Pakistan Mosque Bombing Kills 15
ISLAMABAD - Authorities in southwestern Pakistan say a powerful bomb blast ripped through a packed mosque during Friday evening prayers, killing at least 15 worshipers and injuring around 20 others.
A senior police official was among those killed in the bombing in Quetta, the capital of Baluchistan province bordering Iran and Afghanistan.
A senior provincial police official, Abdul Razzaq Cheema, told reporters most of the victims were civilians. An investigation into the deadly attack was underway but it was not immediately known whether the slain officer was the target, Cheema added.
Doctors said the death toll could rise because some of the wounded were brought to Quetta hospitals in “critical condition.”
The Islamic State terror group claimed responsibility for Friday's attack, saying it was carried out by a suicide bomber.
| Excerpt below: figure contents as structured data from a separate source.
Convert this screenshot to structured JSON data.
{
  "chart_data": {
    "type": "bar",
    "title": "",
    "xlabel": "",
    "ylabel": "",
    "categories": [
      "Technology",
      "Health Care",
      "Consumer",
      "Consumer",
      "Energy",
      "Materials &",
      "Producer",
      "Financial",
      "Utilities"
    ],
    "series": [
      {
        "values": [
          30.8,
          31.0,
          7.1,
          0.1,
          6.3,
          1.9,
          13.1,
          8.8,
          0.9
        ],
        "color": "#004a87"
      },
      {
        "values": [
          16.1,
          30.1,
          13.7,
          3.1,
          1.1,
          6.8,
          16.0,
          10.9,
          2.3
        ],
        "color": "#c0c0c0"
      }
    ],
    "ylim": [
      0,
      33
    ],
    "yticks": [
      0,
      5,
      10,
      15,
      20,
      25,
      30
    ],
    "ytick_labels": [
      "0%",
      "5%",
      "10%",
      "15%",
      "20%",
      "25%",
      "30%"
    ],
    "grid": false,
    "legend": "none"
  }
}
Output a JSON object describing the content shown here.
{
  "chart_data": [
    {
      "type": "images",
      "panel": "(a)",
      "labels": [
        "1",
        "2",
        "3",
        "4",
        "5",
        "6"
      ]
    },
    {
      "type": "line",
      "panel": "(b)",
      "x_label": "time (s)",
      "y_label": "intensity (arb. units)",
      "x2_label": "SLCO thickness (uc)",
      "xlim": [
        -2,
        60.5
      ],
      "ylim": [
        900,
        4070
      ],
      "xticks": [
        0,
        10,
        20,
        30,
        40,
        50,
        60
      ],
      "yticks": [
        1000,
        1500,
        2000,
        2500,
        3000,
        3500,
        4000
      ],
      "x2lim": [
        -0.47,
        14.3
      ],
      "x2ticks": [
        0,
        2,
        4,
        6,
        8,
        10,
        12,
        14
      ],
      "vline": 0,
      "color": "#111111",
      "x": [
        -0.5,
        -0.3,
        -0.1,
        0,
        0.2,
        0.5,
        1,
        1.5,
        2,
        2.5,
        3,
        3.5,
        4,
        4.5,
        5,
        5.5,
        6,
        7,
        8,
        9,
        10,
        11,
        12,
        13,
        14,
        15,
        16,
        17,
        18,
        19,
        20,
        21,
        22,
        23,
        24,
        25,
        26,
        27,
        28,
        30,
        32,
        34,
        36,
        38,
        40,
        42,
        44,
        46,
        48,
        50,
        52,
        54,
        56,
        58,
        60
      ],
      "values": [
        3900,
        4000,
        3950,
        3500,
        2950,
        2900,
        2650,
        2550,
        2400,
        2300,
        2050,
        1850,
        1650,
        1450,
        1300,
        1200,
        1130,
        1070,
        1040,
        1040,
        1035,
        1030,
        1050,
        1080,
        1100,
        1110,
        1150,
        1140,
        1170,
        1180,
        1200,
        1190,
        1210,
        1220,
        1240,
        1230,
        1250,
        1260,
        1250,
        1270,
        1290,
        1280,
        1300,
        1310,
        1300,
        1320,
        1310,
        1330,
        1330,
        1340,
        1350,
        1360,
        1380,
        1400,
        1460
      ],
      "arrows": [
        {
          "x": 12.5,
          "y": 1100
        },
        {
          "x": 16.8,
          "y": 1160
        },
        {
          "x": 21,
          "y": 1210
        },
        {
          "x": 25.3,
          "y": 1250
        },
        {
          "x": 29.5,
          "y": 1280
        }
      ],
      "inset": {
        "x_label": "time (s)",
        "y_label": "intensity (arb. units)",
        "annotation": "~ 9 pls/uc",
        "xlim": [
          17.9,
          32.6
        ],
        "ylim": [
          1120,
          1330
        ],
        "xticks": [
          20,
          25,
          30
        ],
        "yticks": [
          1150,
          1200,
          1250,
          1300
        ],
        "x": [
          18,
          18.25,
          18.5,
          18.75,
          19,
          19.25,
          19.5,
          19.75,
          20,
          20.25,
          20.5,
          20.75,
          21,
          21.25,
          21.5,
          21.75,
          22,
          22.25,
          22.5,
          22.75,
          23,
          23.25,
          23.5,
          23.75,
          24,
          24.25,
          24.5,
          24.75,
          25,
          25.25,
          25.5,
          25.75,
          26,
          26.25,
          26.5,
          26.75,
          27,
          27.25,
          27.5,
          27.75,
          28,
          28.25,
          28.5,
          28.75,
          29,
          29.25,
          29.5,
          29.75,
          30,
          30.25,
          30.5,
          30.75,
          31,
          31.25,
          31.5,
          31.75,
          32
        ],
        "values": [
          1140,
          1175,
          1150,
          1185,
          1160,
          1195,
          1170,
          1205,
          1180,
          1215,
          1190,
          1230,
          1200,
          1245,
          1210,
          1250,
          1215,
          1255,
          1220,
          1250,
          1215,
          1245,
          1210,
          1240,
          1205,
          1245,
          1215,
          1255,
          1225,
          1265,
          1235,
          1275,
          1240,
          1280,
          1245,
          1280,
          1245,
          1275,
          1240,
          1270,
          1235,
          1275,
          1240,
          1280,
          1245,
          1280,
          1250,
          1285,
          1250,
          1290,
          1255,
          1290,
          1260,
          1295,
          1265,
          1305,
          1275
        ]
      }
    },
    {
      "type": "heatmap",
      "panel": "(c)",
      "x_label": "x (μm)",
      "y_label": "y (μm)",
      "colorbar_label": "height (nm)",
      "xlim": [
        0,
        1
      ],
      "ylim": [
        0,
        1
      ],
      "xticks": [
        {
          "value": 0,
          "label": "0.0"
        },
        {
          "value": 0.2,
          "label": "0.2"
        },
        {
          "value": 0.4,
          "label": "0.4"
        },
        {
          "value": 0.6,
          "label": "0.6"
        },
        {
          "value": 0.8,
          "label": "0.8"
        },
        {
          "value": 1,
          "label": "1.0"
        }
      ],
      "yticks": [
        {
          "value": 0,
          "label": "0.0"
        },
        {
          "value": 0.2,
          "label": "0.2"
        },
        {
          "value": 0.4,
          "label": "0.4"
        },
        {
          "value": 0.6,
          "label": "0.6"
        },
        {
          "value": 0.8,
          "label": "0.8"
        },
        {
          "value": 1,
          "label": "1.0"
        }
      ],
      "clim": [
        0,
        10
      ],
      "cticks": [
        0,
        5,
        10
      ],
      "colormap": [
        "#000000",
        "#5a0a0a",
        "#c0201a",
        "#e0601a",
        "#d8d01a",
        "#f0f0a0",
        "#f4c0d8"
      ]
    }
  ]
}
IS claimed the blast caused 60 casualties, including 20 dead, according to the SITE Intelligence Group, which provides alerts and translations of jihadist threats.
Pakistani police officer stands guard at the site of bomb explosion in a mosque in Quetta, Pakistan, Jan. 10, 2020.
On Tuesday, a bomb went off near a security personnel vehicle in Quetta, killing at least two people and injuring 14 others. The explosives were planted in a motorcycle parked on a main road in the city. Hizbul Ahrar, a breakaway faction of the outlawed Pakistani Taliban, took credit for that attack.
Baluchistan, Pakistan’s largest but sparsely populated province, is rich in mineral resources and has routinely experienced militant violence.
The province is home to a separatist Baluch insurgency and it allegedly also shelters Afghan Taliban leaders and fighters in areas hosting hundreds of thousands of Afghan refugees.
Pakistani security officials, however, say sustained counter-militancy operations have significantly improved the law and order situation in Baluchistan in recent years.
The province is at the center of major infrastructure, transportation and power generation projects being built under the multi-billion-dollar China-Pakistan Economic Corridor (CPEC) collaboration, a flagship of Beijing’s Belt and Road Initiative.